吴小姐的声音骤然变得狰狞,那张疲惫而优雅的脸扭曲起来,嘴角的笑容变成了恶狠狠的咬牙切齿:
“我是一件完美的成衣!”
【哦,天呐,你猜到了真相,它急了。】
旁白说。
【怎么什么事儿都让你摊上了呀?你好好的工作着,要应付客人就算了,就连货物都会给你找麻烦,这些该死的货物根本不懂体谅你们这些打工人的辛苦,竟然还会自己长腿跑!】
【而现在,你瞧,它不知道自己即将大祸临头,还在跟你强调称呼的事呢,简直是听不懂人话,我相信,你一定最讨厌这样无效的沟通了。】
听着旁白的阴阳怪气,虞幸心中似乎也有一丝怒火升腾,他挂着敷衍笑容,拖长了声音应道:
“好——好——是一件成衣,一件会自己把自己做好的成衣,真了不起。”
他目光落在小凳子上,微微弯下腰去,没有拿起那把菜刀,反而抽出了被菜刀压在下面的剪刀。
入手冰凉,他将剪刀举到眼前,仔细打量着。
这把剪刀的样式很普通,老式裁衣剪,铁质的刀刃,握柄处涂着红漆——是那种很常见的、家家户户都有的红漆柄剪刀。
上面有很浓的使用过的痕迹,刀刃上已经生了些许锈迹。
可是,剪刀握在手里的那一刻,虞幸清晰地感觉到一股隐秘的气息从刀身上传来。
那气息和神像尾巴上垂落的红丝线几乎一致,只是要微弱一些,随着虞幸掌中的脉搏而跳动。
像是共鸣。
又像是呼应。
虞幸终于抬眼看向人台。
那条血红色的丝线从神像尾尖一路蜿蜒,绕过满地杂物,勒进了人台与枯叶黄半成品之间,握住剪刀的他脑海中产生了一个清晰的念头:
只有这把剪刀能剪断那条线,而红色丝线一旦断裂,原本的吴小姐向千结所求的一切就都会失效了。
这也是整个里间工作室里唯一一把剪刀。
前两次进入这里,吴小姐都是先拿菜刀攻击了他,进来后把菜刀随手一放,他也没有在意菜刀被放在了哪里。

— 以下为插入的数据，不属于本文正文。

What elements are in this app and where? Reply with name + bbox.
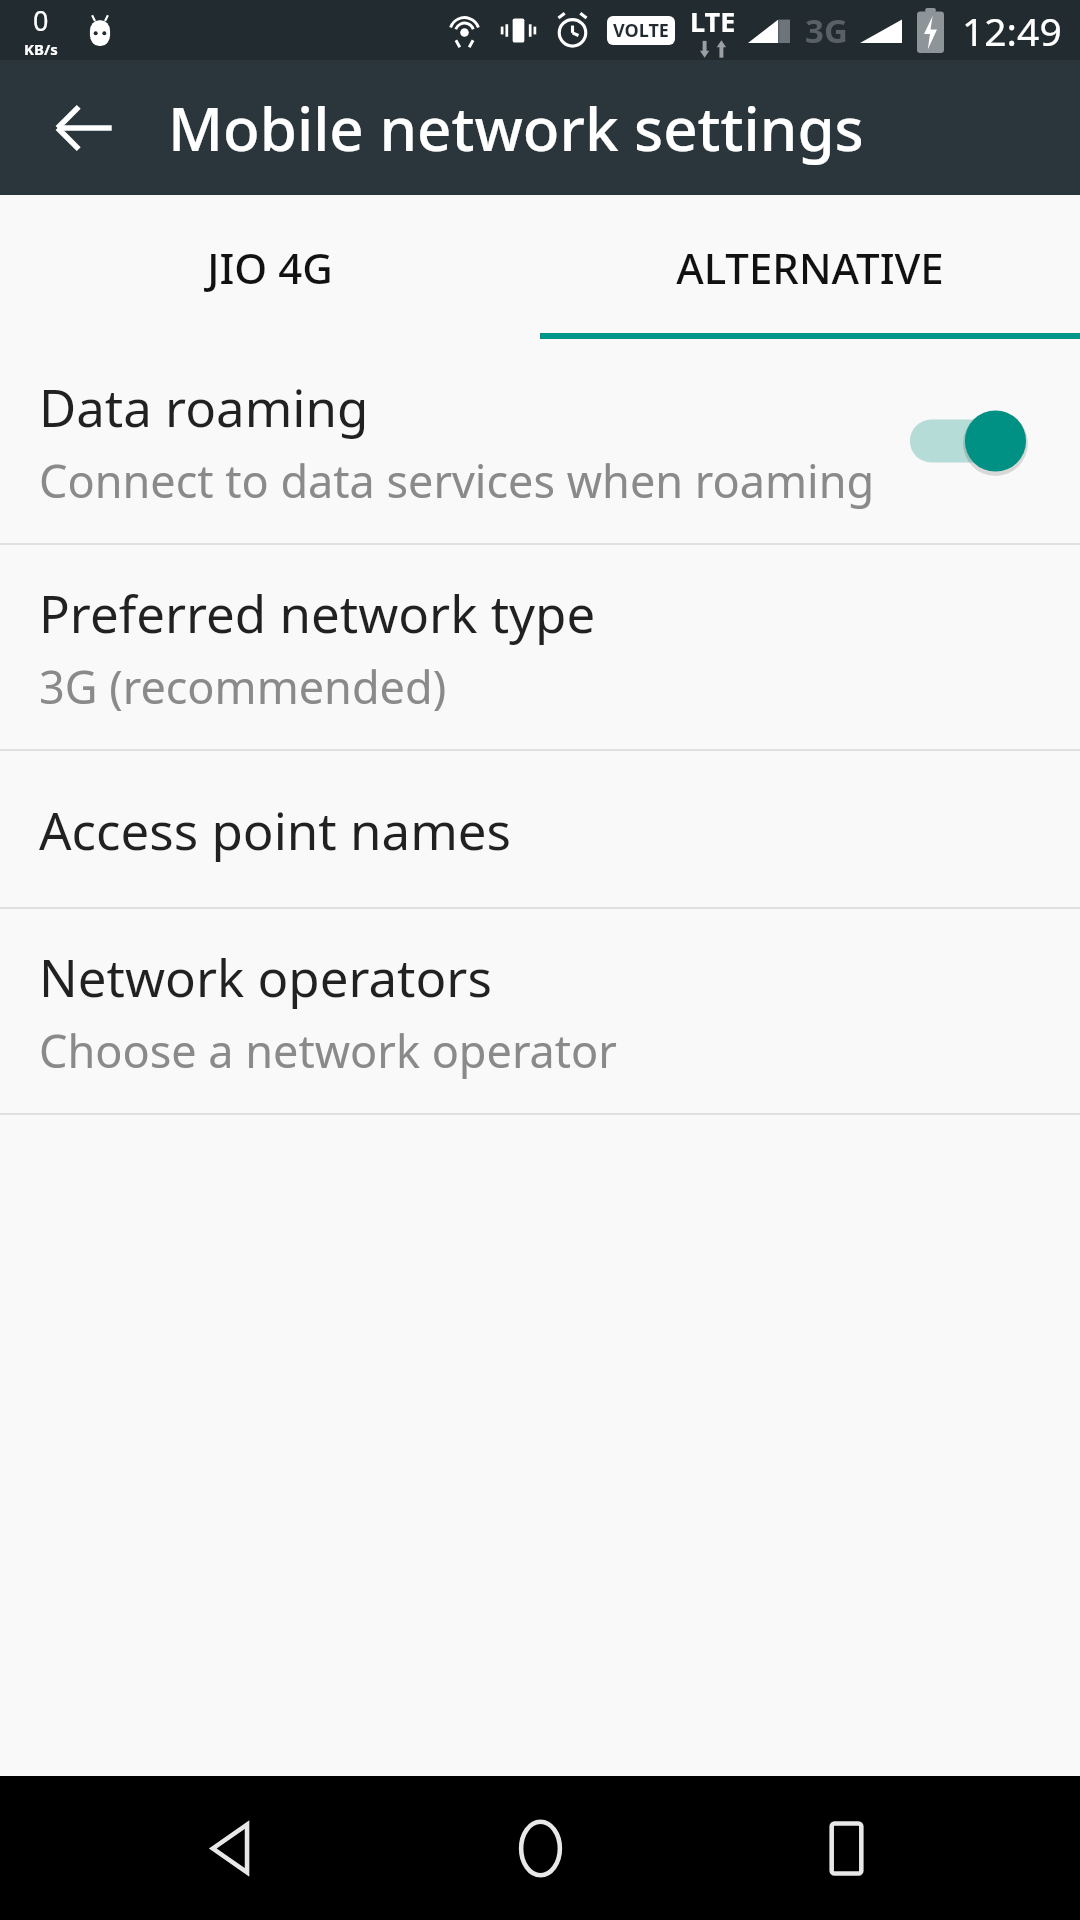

可这次,吴小姐还没有攻击他,不常用的菜刀却压在了做衣服时经常需要用到的剪刀之上,虞幸注意到这一点的时候就察觉了不对。
吴小姐,不,是这件有自我意识的布料这么做的原因,似乎是为了让那把剪刀不那么容易被发现,只可惜,适得其反。